Golf review: Miura Precious Edition

Others hit the ball well.

Rarely do they achieve both. It is rarer, still, when the performance of such a club exceeds aesthetics.

Hence our infatuation with Japanese club maker Katsuhiro Miura's first utility club, the 'Precious Edition'. This two-piece gem combines an elegant appearance with good, old-fashioned, hefty swing appeal.

Among purists, Mr. Miura has an almost mythical reputation for hand-crafted, ultra-high quality forged irons. Generally, his work appeals to better players who pure the ball rather than hack at it. This utility club continues that tradition.

Frankly, other clubs of genre are larger, fly higher, and may better serve higher handicap players who just want to blast straight, long shots. Miura's utility exchanges a measure of forgiveness for more feedback, which often leads to better and more controlled shot making.

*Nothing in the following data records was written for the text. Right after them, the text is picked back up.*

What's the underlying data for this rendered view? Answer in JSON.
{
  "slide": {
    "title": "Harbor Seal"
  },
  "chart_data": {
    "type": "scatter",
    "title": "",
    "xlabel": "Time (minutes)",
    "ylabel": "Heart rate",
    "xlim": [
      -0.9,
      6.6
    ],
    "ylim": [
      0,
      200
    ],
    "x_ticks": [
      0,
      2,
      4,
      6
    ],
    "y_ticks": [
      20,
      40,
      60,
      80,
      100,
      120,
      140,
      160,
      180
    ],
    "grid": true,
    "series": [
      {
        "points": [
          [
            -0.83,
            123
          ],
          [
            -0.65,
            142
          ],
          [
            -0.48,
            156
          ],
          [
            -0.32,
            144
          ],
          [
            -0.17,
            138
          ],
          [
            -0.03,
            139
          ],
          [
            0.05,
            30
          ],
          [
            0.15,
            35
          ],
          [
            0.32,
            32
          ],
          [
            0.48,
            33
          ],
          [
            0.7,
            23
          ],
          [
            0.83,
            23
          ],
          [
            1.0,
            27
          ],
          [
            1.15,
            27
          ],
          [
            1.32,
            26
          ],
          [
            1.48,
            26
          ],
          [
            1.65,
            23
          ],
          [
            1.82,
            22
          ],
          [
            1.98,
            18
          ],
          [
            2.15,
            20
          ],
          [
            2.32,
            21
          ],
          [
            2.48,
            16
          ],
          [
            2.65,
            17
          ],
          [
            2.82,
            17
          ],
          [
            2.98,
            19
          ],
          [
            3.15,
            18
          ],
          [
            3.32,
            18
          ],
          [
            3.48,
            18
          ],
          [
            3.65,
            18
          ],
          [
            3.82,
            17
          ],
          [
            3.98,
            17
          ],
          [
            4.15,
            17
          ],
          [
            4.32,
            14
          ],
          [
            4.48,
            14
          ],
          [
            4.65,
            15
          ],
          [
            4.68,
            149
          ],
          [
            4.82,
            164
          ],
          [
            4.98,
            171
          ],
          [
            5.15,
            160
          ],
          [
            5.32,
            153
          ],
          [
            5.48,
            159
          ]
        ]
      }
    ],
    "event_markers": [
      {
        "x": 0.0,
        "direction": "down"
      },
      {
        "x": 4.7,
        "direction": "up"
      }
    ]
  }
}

Miura makes the heads in lofts of 17, 20, and 23 degrees. The company loaned us an early release of the 20, fitted with a stiff, 85 gram, Tour AD shaft by Graphite Design. When we mounted the club and checked the shaft's spine, the head did not oscillate, which is rare for a club from a factory. Such building takes time, and while it leads to more consistent shots, most manufacturers don't take the time to do it. In practice, Miura prefers marketing and selling to custom club makers.

Miura's test club measured just less than 41 inches from tip to sole. It was heavier than any hybrid we have tried before, with a swing weight of D-5. I like such weighting because it allows a player to sense keep track of a club head from take-away through finish. Grip the Miura, waggle it, and you know you have a quality piece in your hand.

The new utility has no screws, external plugs, or additional weighting. Its hosel accommodates a .350 tip, allowing club makers more options for fitting with stronger shafts.

The club looks slightly closed at address. Initial shots flew a bit low and to the left due to a slight draw bias, but the Miura showed its stuff within half a bucket. Most balls followed a medium trajectory. When we hit down harder, they soared higher in a pleasant, rising arc. By opening the face a small amount, balls held their lines, even against strong, right-to-left crossing winds. Very impressive.

Off a tee, balls carried farther than many 4 and 5-metals. I swing a driver at about 104 mph. That tempo on this club produced ball flights of 210-220 yards, with reasonably soft landings. By choking down, I could easily maintain spin, control, and trajectory to 180 yards. Remember, again, that the this was a demo test club. With fitting and custom building, Miura's 'Precious Edition' could undoubtedly perform even better.

This utility slides well through moderate rough, but can make serious divots from fairways. The 20 degree version seemed somewhat shallow for chipping around greens. The 23 degree would be better.

Miura engineered an addictive, blade-like sound into the club. The metallic red finish looks nice enough to wax. From grip to sole, this club is impeccable.

Summary: Miura's new 'Precious Edition' utility club will best suit better players who swing with feel, and prefer more precision. It is not a cookie-cutter hybrid.